Bereits 1 bis 5 Jahre - bei einigen Darlehensgebern sogar bis zu 5 1/2 Jahre - im Voraus lassen sich so die Zinsen von heute für einen in der Zukunft liegenden Zeitpunkt sichern.


Für die Festschreibung der Zinsen während der Zeit vom Vertragsschluss bis zur geplanten Auszahlung (sog. Forward-Monate) verlangen Banken eine Gebühr.


Dieser kleine Zinsaufschlag fällt zusätzlich zum vereinbarten Kreditzins an und ist bei entsprechenden Finanzierungsangeboten selbstverständlich in den genannten Zinskonditionen bereits enthalten. 


Für diesen Zinsaufschlag gegenüber einer normalen Zinskondition trägt dann die Bank das Risiko, dass die Bauzinsen bis zum Zinsbindungsende steigen sollten.


Da es sich bei einem Forward-Darlehen jedoch auch um einen verbindlichen Kreditvertrag handelt, trägt der Kreditnehmer bzw. tragen die Kreditnehmer das Risiko von fallenden Bauzinsen bis zur Umschuldung.


Eine eingehende Beratung durch die Finanzierungsexperten von Fassbender - Heim & Wert ist hierbei besonders wichtig, um die richtige Entscheidung für Ihre Anschlussfinanzierung zu treffen.


Meistens handelt es sich bei einem Forward-Darlehen um ein Annuitätendarlehen mit konstanten monatlichen Raten zur Finanzierung bzw. Volltilgung der Restschuld aus der vorangegangenen Baufinanzierung.


Auch bei Forward-Darlehen gewähren viele Kreditgeber einen Zinsrabatt, wenn eine Volltilgung vereinbart wird.

Funktionsprinzip eines Forward-Darlehens:

So funktioniert ein Forward-Darlehen

Wann ist ein Forward-Darlehen sinnvoll?

Um zu beantworten, ob eine solche Anschlussfinanzierung die optimale Variante ist, sollte man insbesondere diese zwei Faktoren in die Entscheidung mit einbeziehen:


  1. Wie hoch sind die aktuellen Bauzinsen?
  2. Wie sind die Zinsentwicklung und Prognose der Hypothekenzinsen?


Es gibt verschiedene Situationen, in denen der Abschluss eines Forward-Darlehens sinnvoll sein kann:


  • Die Sollzinsbindung läuft nur noch einige Jahre.

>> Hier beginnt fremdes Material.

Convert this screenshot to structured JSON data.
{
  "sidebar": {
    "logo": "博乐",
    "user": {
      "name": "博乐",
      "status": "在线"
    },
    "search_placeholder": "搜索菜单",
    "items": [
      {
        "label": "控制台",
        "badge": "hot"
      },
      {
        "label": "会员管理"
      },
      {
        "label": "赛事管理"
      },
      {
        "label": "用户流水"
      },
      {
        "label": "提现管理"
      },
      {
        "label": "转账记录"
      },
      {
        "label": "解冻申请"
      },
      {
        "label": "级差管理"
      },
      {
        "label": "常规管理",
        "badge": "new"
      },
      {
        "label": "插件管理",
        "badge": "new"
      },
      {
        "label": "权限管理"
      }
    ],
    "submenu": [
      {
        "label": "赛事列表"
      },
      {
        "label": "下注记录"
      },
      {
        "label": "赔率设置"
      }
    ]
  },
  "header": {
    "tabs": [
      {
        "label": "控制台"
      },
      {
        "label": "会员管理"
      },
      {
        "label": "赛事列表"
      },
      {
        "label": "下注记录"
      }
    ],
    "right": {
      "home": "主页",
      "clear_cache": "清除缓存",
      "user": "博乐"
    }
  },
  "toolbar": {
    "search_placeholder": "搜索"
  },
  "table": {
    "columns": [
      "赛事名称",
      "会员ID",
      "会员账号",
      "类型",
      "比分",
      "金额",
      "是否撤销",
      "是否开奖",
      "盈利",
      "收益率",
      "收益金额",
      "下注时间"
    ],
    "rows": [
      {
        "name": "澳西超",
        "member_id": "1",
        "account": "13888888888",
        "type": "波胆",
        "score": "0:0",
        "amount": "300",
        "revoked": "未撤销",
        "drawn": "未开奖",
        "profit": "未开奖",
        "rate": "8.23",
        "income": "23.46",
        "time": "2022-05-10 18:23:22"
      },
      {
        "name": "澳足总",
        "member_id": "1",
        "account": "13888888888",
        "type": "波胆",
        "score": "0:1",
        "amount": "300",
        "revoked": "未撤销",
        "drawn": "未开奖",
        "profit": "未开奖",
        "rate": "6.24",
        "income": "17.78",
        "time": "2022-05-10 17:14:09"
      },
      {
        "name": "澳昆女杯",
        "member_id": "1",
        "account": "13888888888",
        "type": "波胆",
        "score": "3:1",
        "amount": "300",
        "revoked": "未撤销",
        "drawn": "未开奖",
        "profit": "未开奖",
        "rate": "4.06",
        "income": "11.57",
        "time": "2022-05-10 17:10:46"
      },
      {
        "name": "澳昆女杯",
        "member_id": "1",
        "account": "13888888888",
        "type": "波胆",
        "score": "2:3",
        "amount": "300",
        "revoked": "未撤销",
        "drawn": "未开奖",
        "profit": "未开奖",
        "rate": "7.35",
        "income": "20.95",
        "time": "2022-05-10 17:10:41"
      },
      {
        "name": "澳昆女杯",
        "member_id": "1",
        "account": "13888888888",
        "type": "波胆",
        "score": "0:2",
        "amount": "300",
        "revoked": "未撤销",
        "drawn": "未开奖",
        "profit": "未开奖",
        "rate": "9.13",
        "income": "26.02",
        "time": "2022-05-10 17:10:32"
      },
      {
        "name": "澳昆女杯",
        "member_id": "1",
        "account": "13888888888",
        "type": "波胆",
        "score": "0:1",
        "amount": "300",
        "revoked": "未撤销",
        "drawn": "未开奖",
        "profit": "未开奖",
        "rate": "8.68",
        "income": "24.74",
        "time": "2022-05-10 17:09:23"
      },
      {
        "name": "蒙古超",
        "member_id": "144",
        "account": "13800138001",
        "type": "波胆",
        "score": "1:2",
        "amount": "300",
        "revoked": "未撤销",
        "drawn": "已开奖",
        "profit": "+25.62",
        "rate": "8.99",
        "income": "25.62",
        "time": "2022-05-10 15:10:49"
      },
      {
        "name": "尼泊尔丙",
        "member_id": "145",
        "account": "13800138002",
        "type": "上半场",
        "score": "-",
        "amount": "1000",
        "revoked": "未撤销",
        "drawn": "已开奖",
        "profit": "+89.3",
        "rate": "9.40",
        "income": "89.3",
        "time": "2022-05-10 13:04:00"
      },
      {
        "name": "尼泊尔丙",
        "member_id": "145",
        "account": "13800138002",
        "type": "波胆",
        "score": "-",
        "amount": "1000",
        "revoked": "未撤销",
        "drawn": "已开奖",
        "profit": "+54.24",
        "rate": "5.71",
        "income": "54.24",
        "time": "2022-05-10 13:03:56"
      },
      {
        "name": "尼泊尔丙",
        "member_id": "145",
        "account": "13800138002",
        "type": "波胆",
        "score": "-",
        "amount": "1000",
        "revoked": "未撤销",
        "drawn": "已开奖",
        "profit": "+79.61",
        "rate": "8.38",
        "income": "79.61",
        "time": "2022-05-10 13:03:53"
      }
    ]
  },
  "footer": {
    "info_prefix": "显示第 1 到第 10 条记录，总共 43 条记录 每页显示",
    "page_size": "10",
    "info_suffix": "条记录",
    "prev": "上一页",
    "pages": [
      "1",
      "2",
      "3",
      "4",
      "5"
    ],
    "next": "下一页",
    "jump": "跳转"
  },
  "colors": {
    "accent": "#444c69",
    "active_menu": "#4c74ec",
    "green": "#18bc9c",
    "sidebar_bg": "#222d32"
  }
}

  • Die aktuelle Bauzinsen am Markt sind relativ niedrig.


  • Experten und Expertinnen prognostizieren für die kommenden Jahre steigende Hypothekenzinsen.

Was kostet ein Forward-Darlehen?

Die Kosten bei Forward-Darlehen bestehen in erster Linie aus diesen beiden Positionen:


  • Darlehenszins


  • Zinsaufschlag


Letzteren veranschlagt die Bank im Gegenzug für deine Zinssicherheit.


  • Banken kalkulieren die Gebühr unterschiedlich, üblich ist aber ein Zinsaufschlag von etwa 0,01 bis 0,03 Prozent für jeden Monat, den das Forward-Darlehen vor seiner späteren Inanspruchnahme abgeschlossen wird.


  • Manchmal gibt es Angebote, bei denen für die ersten 12 Monate kein Aufschlag anfällt.


  • Entscheidend für die Höhe des Zinsaufschlages ist somit, welcher Zeitraum zwischen Abschluss des Kredites und der späteren Auszahlung liegt.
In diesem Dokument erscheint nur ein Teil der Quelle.